Medical experts have been split over the issue.
Some healthcare specialists say there’s no time to waste in terms of getting as many doses out there as possible.
“Why are we even having this conversation?” said Dr. Jake Deutsch, founder and clinical director of Cure Urgent Care clinics in New York City, which offer COVID-19 vaccines.
There is “an increased number of [coronavirus] deaths each day. This is completely out of control. And now we’re going to have some regulatory issue slow us down further?” Deutsch told The Post, referring to vaccinations.
“We should not be holding anything back,’’ said the doctor, who also is an emergency-room physician at Mount Sinai Hospital. “The bottom line is, we need to get the vaccine out there.
“Anything we do that’s prohibiting it from getting out there, like holding back second doses or trying to be hyper-organized — we need millions of people to be vaccinated to see a dent in the curve.’’
Deutsch said another benefit to releasing the government’s stockpile is that the more people who safely get vaccinated, the easier it is to prove the immunization works, bolstering public confidence.
A bigger pool of immunizations also provides more data on the shot’s success rate in the long term, the doctor said — fueling the argument that eligibility should be opened up to many more groups of people.
Dr. Amit Kumar, CEO of Anixa Biosciences, a California company that specializes in vaccine development and distribution, said that while there have been “hiccups’’ with states administering the vaccines, “it’s not a big risk’’ to dole out the government’s whole supply.
“Manufacturers have shown their really good ability’’ to keep up with demand, he said.
The doctor said that while there has been “some mistrust’’ in the government over the vaccination program, he doesn’t believe that people won’t want to be immunized even if they know there is no second dose immediately at hand.
“I think most people understand that there are always setbacks and challenges in situations like this, in something this big. … I think a lot of them would be OK … telling them that in 21 days, [the next dose] will be here,” Kumar said.
“The government is learning from its mistakes,’’ Kumar added. “I think we’re getting better and better all the time.
“And if a country as technologically advanced and rich as the US can’t handle this distribution issue, then what hope is there for anyone?
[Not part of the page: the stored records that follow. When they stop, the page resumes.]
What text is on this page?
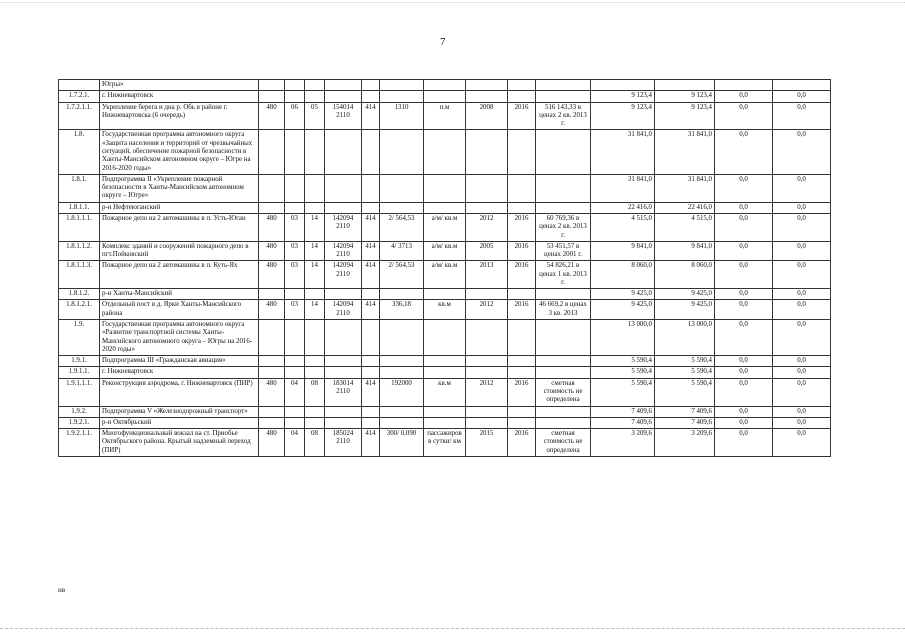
7
	Югры»														
1.7.2.1.	г. Нижневартовск											9 123,4	9 123,4	0,0	0,0
1.7.2.1.1.	Укрепление берега и дна р. Обь в районе г. Нижневартовска (6 очередь)	480	06	05	154014 2110	414	1310	п.м	2008	2016	516 143,33 в ценах 2 кв. 2013 г.	9 123,4	9 123,4	0,0	0,0
1.8.	Государственная программа автономного округа «Защита населения и территорий от чрезвычайных ситуаций, обеспечение пожарной безопасности в Ханты-Мансийском автономном округе – Югре на 2016-2020 годы»											31 841,0	31 841,0	0,0	0,0
1.8.1.	Подпрограмма II «Укрепление пожарной безопасности в Ханты-Мансийском автономном округе – Югре»											31 841,0	31 841,0	0,0	0,0
1.8.1.1.	р-н Нефтеюганский											22 416,0	22 416,0	0,0	0,0
1.8.1.1.1.	Пожарное депо на 2 автомашины в п. Усть-Юган	480	03	14	142094 2110	414	2/ 564,53	а/м/ кв.м	2012	2016	60 769,36 в ценах 2 кв. 2013 г.	4 515,0	4 515,0	0,0	0,0
1.8.1.1.2.	Комплекс зданий и сооружений пожарного депо в пгт.Пойковский	480	03	14	142094 2110	414	4/ 3713	а/м/ кв.м	2005	2016	53 451,57 в ценах 2001 г.	9 841,0	9 841,0	0,0	0,0
1.8.1.1.3.	Пожарное депо на 2 автомашины в п. Куть-Ях	480	03	14	142094 2110	414	2/ 564,53	а/м/ кв.м	2013	2016	54 826,21 в ценах 1 кв. 2013 г.	8 060,0	8 060,0	0,0	0,0
1.8.1.2.	р-н Ханты-Мансийский											9 425,0	9 425,0	0,0	0,0
1.8.1.2.1.	Отдельный пост в д. Ярки Ханты-Мансийского района	480	03	14	142094 2110	414	336,18	кв.м	2012	2016	46 669,2 в ценах 3 кв. 2013	9 425,0	9 425,0	0,0	0,0
1.9.	Государственная программа автономного округа «Развитие транспортной системы Ханты-Мансийского автономного округа – Югры на 2016-2020 годы»											13 000,0	13 000,0	0,0	0,0
1.9.1.	Подпрограмма III «Гражданская авиация»											5 590,4	5 590,4	0,0	0,0
1.9.1.1.	г. Нижневартовск											5 590,4	5 590,4	0,0	0,0
1.9.1.1.1.	Реконструкция аэродрома, г. Нижневартовск (ПИР)	480	04	08	183014 2110	414	192000	кв.м	2012	2016	сметная стоимость не определена	5 590,4	5 590,4	0,0	0,0
1.9.2.	Подпрограмма V «Железнодорожный транспорт»											7 409,6	7 409,6	0,0	0,0
1.9.2.1.	р-н Октябрьский											7 409,6	7 409,6	0,0	0,0
1.9.2.1.1.	Многофункциональный вокзал на ст. Приобье Октябрьского района. Крытый надземный переход (ПИР)	480	04	08	185024 2110	414	300/ 0,090	пассажиров в сутки/ км	2015	2016	сметная стоимость не определена	3 209,6	3 209,6	0,0	0,0
нв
I gotta believe this can be solved.’’
But Westchester County nurse practitioner Orhan Hakli, an associate dean at Manhattanville College in Purchase, NY, said he supports holding back second doses — even if just to allay his patients’ fears.
“If you release it all, it’s a gamble,’’ he said.
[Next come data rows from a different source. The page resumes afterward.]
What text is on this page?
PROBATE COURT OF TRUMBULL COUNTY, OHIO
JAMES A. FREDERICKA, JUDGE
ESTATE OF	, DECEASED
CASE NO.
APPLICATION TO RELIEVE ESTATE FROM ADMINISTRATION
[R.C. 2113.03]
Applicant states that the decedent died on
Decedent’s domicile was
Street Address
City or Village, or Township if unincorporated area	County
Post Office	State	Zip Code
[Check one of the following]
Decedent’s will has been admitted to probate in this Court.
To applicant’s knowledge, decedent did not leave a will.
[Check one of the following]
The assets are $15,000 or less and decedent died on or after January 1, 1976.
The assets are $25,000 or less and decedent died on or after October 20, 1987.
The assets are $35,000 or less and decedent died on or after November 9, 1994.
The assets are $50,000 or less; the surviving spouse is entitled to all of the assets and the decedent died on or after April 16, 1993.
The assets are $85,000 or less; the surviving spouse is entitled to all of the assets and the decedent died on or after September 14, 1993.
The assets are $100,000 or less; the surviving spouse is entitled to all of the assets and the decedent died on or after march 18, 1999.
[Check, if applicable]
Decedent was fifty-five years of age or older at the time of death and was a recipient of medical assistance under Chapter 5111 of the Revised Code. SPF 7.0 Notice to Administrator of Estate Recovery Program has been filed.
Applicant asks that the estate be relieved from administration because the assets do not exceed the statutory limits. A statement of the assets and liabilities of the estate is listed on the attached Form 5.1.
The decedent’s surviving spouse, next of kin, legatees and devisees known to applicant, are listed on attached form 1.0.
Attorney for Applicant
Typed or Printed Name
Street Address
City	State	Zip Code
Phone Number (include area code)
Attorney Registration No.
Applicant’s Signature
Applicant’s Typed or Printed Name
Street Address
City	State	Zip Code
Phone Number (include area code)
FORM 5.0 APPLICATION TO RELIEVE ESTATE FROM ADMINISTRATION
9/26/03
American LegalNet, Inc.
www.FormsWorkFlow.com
“Companies are assuring us they will provide us enough doses when the time comes. Sure. But what if they don’t?
“My patients, they already are nervous. They feel like this vaccination is quote unquote rushed.
“I need to be able to look my patients in the eye and say, ‘Come back in 21 days or 28 days … I’ll have that second dose.’
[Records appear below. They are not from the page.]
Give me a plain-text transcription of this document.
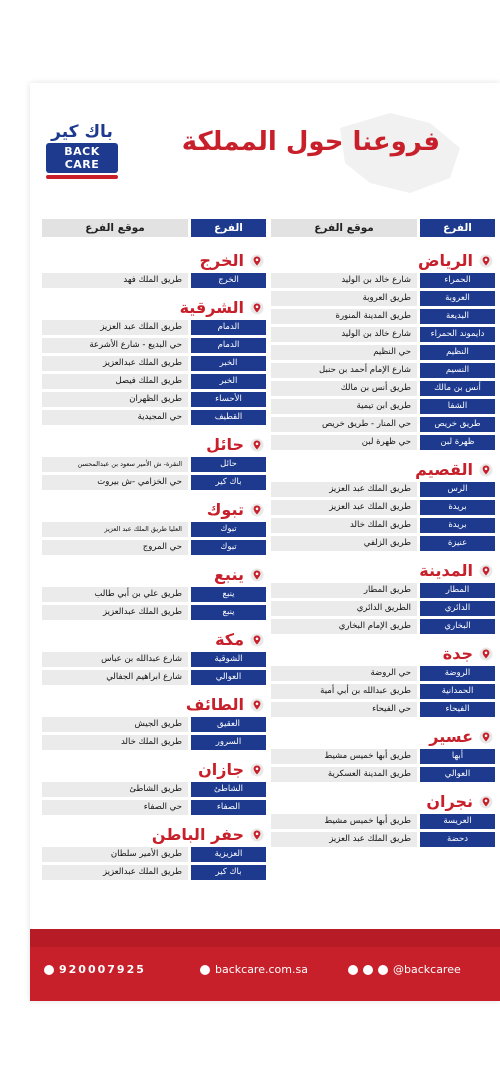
باك كير
BACK CARE
فروعنا حول المملكة
الفرع
موقع الفرع
الرياض
الحمراء
شارع خالد بن الوليد
العروبة
طريق العروبة
البديعة
طريق المدينة المنورة
دايموند الحمراء
شارع خالد بن الوليد
النظيم
حي النظيم
النسيم
شارع الإمام أحمد بن حنبل
أنس بن مالك
طريق أنس بن مالك
الشفا
طريق ابن تيمية
طريق خريص
حي المنار - طريق خريص
ظهرة لبن
حي ظهرة لبن
القصيم
الرس
طريق الملك عبد العزيز
بريدة
طريق الملك عبد العزيز
بريدة
طريق الملك خالد
عنيزة
طريق الزلفي
المدينة
المطار
طريق المطار
الدائري
الطريق الدائري
البخاري
طريق الإمام البخاري
جدة
الروضة
حي الروضة
الحمدانية
طريق عبدالله بن أبي أمية
الفيحاء
حي الفيحاء
عسير
أبها
طريق أبها خميس مشيط
العوالي
طريق المدينة العسكرية
نجران
العريسة
طريق أبها خميس مشيط
دحضة
طريق الملك عبد العزيز
الفرع
موقع الفرع
الخرج
الخرج
طريق الملك فهد
الشرقية
الدمام
طريق الملك عبد العزيز
الدمام
حي البديع - شارع الأشرعة
الخبر
طريق الملك عبدالعزيز
الخبر
طريق الملك فيصل
الأحساء
طريق الظهران
القطيف
حي المجيدية
حائل
حائل
النقرة- ش الأمير سعود بن عبدالمحسن
باك كير
حي الخزامي -ش بيروت
تبوك
تبوك
العليا طريق الملك عبد العزيز
تبوك
حي المروج
ينبع
ينبع
طريق علي بن أبي طالب
ينبع
طريق الملك عبدالعزيز
مكة
الشوقية
شارع عبدالله بن عباس
العوالي
شارع ابراهيم الجفالي
الطائف
العقيق
طريق الجيش
السرور
طريق الملك خالد
جازان
الشاطئ
طريق الشاطئ
الصفاء
حي الصفاء
حفر الباطن
العزيزية
طريق الأمير سلطان
باك كير
طريق الملك عبدالعزيز
920007925	backcare.com.sa	@backcaree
“Public trust is extremely important in pandemics,’’ said Hakli, associate dean of academic affairs at Manhattanville’s School of Nursing and Health Sciences.
Still, he said, while the medical community is divided over the issue, “I’m not saying one side is wrong.
“Trust me, we’ve been having this conversation for a week and a half,’’ he said of he and his colleagues.
“One side says, ‘Let’s give everything, give partial immunity.’ Some people say, ‘Do it slow, do it right.’